A question recently asked of Slate’s Dear Prudence:

Q. Always Take the Wife's Side?: I'm about to get married and am caught in an argument between my fiancée and my parents. This will be the first time in over five years that our whole family will be together. My parents want to take a picture of just them, me, and my siblings, and a family photo obviously means a lot to them. My fiancée heard this and became immediately offended. She says it's rude to exclude her on the day she "joins the family" and any family photo should therefore include her in it. We're not talking about taking an hour for a separate family photo shoot; my parents simply want one photograph of themselves and their children. I don't understand why my fiancée is so annoyed and now she's even more angry because I'm not supporting "her side." Should I back up my fiancée on principle, even if I disagree with her?

Prudence describes this as “one of those silly little fights every couple has” and suggests that the groom calmly discuss the issue with his future wife and help her to understand that this is but a single moment in the grand scheme of the wedding and important to his parents.

I hate this advice.

First off, he’s already done this. He’s said as much in his question. And “talk to her” is not exactly what I would call advice in almost any circumstance.  

More importantly, I don’t see this as “one of those silly little fights every couple has.”

No reasonable, unselfish, decent human being would ever be offended by the idea of this photograph taking place. As a wedding DJ for seventeen years, I can assure you that these kinds of photos happen all the time.


As unrealistic as this advice may seem, I would advise the man to strongly consider calling off the wedding altogether. If he were my friend, the last thing I would want to see is him marry a person as despicable as this, and as his friend, I would say as much.

I’ve said as much to friends in the past, and though these words are often received poorly, I am also often in the position to say “I told you so” later on (as was the case just recently).

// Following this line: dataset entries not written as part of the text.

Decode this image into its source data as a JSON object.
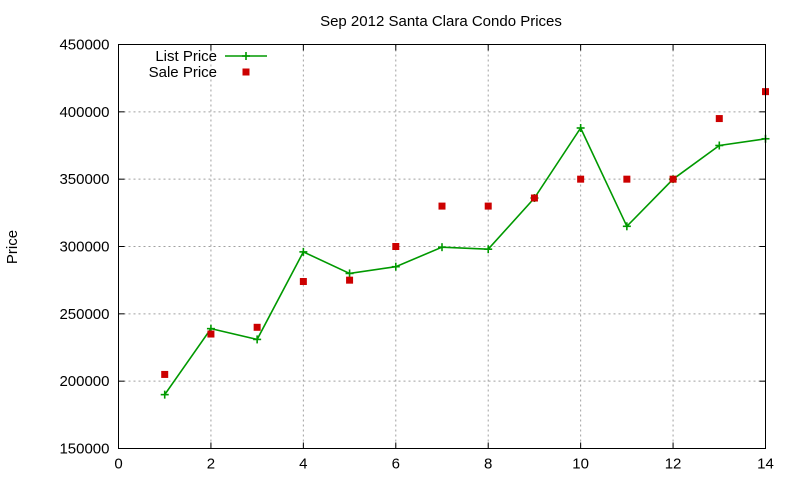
{
  "chart_data": {
    "type": "line",
    "title": "Sep 2012 Santa Clara Condo Prices",
    "xlabel": "",
    "ylabel": "Price",
    "xlim": [
      0,
      14
    ],
    "ylim": [
      150000,
      450000
    ],
    "xticks": [
      0,
      2,
      4,
      6,
      8,
      10,
      12,
      14
    ],
    "yticks": [
      150000,
      200000,
      250000,
      300000,
      350000,
      400000,
      450000
    ],
    "grid": true,
    "legend_position": "top-left",
    "series": [
      {
        "name": "List Price",
        "style": "line-points",
        "marker": "plus",
        "color": "#009900",
        "x": [
          1,
          2,
          3,
          4,
          5,
          6,
          7,
          8,
          9,
          10,
          11,
          12,
          13,
          14
        ],
        "y": [
          190000,
          239000,
          231000,
          296000,
          280000,
          285000,
          299500,
          298000,
          336000,
          388000,
          315000,
          350000,
          375000,
          380000
        ]
      },
      {
        "name": "Sale Price",
        "style": "points",
        "marker": "square",
        "color": "#cc0000",
        "x": [
          1,
          2,
          3,
          4,
          5,
          6,
          7,
          8,
          9,
          10,
          11,
          12,
          13,
          14
        ],
        "y": [
          205000,
          235000,
          240000,
          274000,
          275000,
          300000,
          330000,
          330000,
          336000,
          350000,
          350000,
          350000,
          395000,
          415000
        ]
      }
    ]
  }
}
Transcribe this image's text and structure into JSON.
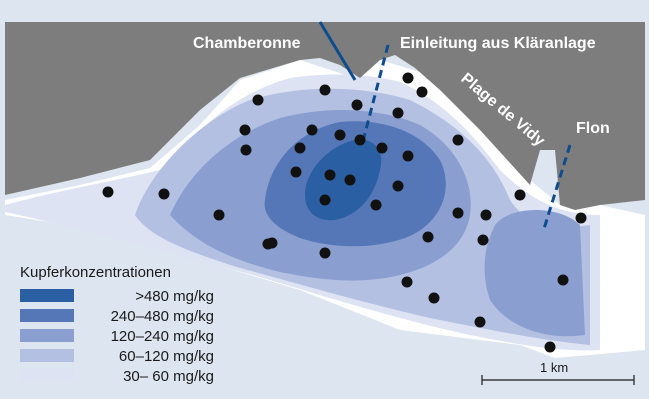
{
  "labels": {
    "chamberonne": "Chamberonne",
    "einleitung": "Einleitung aus Kläranlage",
    "plage": "Plage de Vidy",
    "flon": "Flon"
  },
  "legend": {
    "title": "Kupferkonzentrationen",
    "classes": [
      {
        "label": ">480 mg/kg",
        "color": "#2b5fa3"
      },
      {
        "label": "240–480 mg/kg",
        "color": "#5577b8"
      },
      {
        "label": "120–240 mg/kg",
        "color": "#8a9fd0"
      },
      {
        "label": "60–120 mg/kg",
        "color": "#b3c0e2"
      },
      {
        "label": "30–  60 mg/kg",
        "color": "#dde3f2"
      }
    ]
  },
  "scale_bar": {
    "label": "1 km"
  },
  "colors": {
    "land": "#7d7d7d",
    "background": "#dde5f0",
    "river": "#0e4c8e",
    "sample_point": "#111111"
  },
  "sample_point_count": 44
}
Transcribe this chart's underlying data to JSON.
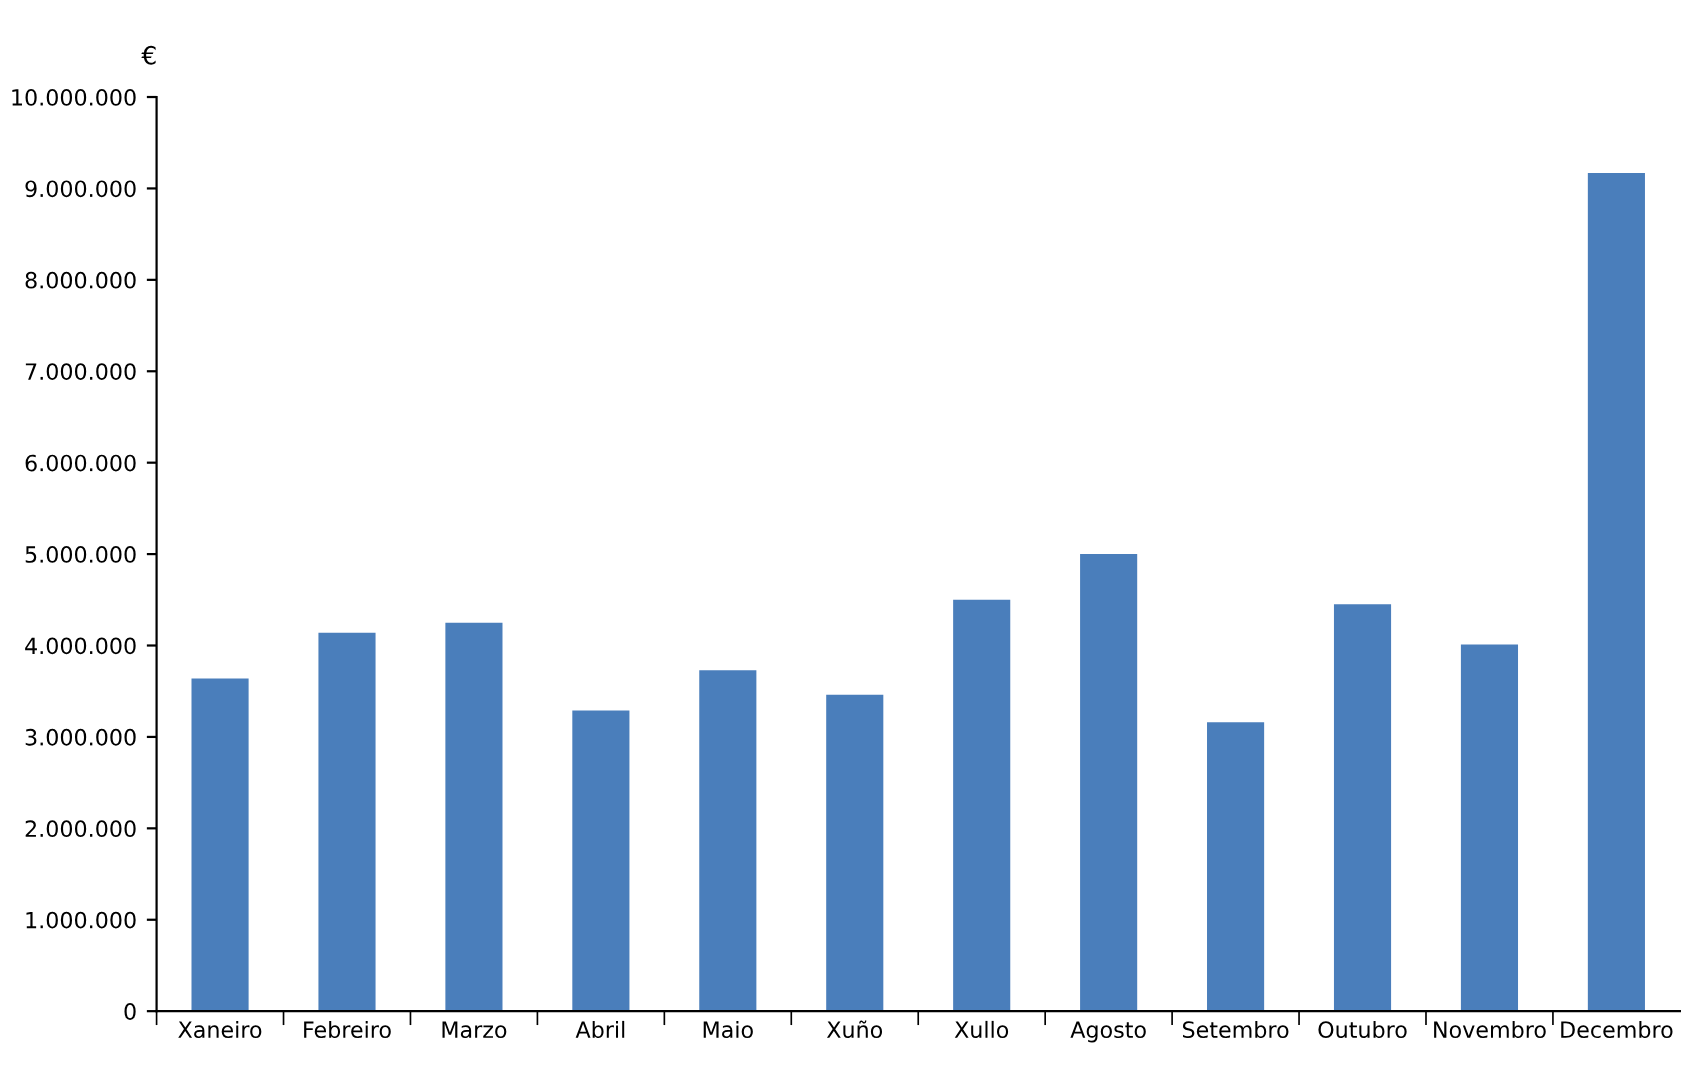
{
  "chart_data": {
    "type": "bar",
    "ylabel": "€",
    "categories": [
      "Xaneiro",
      "Febreiro",
      "Marzo",
      "Abril",
      "Maio",
      "Xuño",
      "Xullo",
      "Agosto",
      "Setembro",
      "Outubro",
      "Novembro",
      "Decembro"
    ],
    "values": [
      3640000,
      4140000,
      4250000,
      3290000,
      3730000,
      3460000,
      4500000,
      5000000,
      3160000,
      4450000,
      4010000,
      9170000
    ],
    "color": "#4a7ebb",
    "ylim": [
      0,
      10000000
    ],
    "yticks": [
      {
        "value": 0,
        "label": "0"
      },
      {
        "value": 1000000,
        "label": "1.000.000"
      },
      {
        "value": 2000000,
        "label": "2.000.000"
      },
      {
        "value": 3000000,
        "label": "3.000.000"
      },
      {
        "value": 4000000,
        "label": "4.000.000"
      },
      {
        "value": 5000000,
        "label": "5.000.000"
      },
      {
        "value": 6000000,
        "label": "6.000.000"
      },
      {
        "value": 7000000,
        "label": "7.000.000"
      },
      {
        "value": 8000000,
        "label": "8.000.000"
      },
      {
        "value": 9000000,
        "label": "9.000.000"
      },
      {
        "value": 10000000,
        "label": "10.000.000"
      }
    ],
    "grid": false
  }
}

I actually think that breaking off the engagement is the only choice here. Try to imagine the level of selfishness, self-centeredness and narcissism required to reject a request as simple and innocent as this from your future in-laws.

It’s astounding. Don’t you think?

Some might attribute the bride’s actions as the result of the stress involved with planning a wedding, but in my experience, if you act like a jerk during the planning and execution of your wedding, it’s likely that you will act a jerk in the future when life becomes complex, challenging and stressful.

Planning your wedding is not an excuse to act like an animal.

A bridezilla often becomes a wifezilla after the wedding.